Moreteyne Manor (previously known as Moat Farmhouse) is a 15th-century manor house in Marston Moretaine, Bedfordshire, England. For many years it was used as a farmhouse but is now a country house restaurant. It is a Grade II* listed building.

The house, originally built in the early 15th century but extended, modified and restored by 1880, is sited within a rectangular moat. It consists of a timber frame with brick infill and a clay tile roof. The crosswings at each end of the central hall are jettied at the first floor level.

==History==
The manor house was owned from 1562 by the Lord of the Manor, Thomas Snagge, followed in 1571 by his son, Thomas Snagge (1536–1593), who was knight of the shire for Bedfordshire in 1571 and 1586 and also MP for Bedford and Speaker of the House of Commons in 1588. The latter's son, Sir Thomas Snagge (c.1564–1627) was MP for Bedford in 1586 and Sheriff of the county in 1607. On his death in 1627 his sons, yet another Thomas (also sheriff of the county) and Edward successfully inherited. The latter's only son Edward succeeded him in 1715 and died in 1739.

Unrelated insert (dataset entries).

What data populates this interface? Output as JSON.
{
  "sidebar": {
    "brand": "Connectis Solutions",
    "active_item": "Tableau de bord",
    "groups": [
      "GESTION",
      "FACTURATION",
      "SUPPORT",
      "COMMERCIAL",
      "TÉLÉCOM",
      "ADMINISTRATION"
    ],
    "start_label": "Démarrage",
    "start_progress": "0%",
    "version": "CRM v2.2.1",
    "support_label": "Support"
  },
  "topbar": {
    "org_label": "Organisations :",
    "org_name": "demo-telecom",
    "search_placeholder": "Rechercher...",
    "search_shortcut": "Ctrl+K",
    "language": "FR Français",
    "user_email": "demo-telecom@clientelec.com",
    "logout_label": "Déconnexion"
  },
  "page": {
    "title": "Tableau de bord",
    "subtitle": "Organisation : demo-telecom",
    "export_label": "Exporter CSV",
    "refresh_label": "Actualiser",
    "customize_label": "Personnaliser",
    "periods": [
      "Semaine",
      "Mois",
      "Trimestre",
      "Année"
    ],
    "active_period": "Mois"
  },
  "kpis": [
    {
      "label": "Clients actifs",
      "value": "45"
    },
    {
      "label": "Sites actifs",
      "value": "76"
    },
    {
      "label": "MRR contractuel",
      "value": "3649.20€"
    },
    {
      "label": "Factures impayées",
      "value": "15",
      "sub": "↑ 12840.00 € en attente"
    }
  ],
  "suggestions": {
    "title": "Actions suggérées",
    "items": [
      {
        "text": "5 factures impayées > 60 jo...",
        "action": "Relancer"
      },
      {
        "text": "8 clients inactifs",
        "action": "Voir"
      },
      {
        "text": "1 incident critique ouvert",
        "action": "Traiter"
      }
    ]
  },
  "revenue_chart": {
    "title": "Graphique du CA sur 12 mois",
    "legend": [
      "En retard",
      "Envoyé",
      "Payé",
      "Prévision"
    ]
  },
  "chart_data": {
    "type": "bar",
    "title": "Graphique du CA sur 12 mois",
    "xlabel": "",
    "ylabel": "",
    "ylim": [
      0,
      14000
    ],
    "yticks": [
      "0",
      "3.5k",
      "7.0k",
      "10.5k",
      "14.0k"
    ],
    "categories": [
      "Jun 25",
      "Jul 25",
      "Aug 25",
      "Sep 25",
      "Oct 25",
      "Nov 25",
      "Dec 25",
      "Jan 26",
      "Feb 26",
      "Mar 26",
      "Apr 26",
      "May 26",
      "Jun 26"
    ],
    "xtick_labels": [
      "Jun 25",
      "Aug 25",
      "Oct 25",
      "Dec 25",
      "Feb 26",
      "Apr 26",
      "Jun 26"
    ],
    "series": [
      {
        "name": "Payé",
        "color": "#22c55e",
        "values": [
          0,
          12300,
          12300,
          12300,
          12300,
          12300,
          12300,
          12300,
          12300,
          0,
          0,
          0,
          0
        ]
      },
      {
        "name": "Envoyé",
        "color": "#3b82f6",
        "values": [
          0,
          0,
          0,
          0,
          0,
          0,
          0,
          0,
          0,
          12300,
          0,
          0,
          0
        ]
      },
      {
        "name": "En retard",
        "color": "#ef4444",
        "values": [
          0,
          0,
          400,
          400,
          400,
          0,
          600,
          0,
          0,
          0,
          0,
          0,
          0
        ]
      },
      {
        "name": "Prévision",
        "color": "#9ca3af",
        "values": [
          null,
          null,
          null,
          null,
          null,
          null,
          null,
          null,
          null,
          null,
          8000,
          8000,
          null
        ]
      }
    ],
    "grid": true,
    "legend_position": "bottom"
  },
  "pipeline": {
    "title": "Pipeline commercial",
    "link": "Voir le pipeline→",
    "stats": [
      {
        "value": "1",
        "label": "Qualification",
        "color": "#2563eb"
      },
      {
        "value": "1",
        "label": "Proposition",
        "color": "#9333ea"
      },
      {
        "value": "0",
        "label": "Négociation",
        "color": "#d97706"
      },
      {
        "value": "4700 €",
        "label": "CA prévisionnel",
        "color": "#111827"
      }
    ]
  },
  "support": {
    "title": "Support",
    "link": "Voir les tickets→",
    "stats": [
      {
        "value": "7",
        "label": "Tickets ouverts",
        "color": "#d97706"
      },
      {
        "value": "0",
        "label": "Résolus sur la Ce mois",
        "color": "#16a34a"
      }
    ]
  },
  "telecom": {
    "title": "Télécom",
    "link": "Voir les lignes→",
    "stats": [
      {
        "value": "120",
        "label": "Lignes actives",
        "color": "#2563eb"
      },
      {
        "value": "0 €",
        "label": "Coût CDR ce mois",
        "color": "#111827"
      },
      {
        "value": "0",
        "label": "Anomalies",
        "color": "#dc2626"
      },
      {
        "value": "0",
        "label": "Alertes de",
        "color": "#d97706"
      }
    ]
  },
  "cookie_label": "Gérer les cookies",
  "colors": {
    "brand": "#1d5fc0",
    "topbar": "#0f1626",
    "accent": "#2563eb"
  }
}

The Snagge family then sold the property to Sarah, Duchess of Marlborough who left it to her grandson, the Honorable John Spencer. The Spencers held the property until 1811 after which it passed to the Alington family, who in turn sold it to the Duke of Bedford in 1873. Substantial renovation of the building occurred in 1880 when it was converted to be the farmhouse of Moat Farm, during which all the oak panelling was removed to Woburn Abbey.

The property was sold to the Franklin family in 1920 and the Hillson family in 1948. Between 1983 and 1985 the house was converted to the present country house restaurant.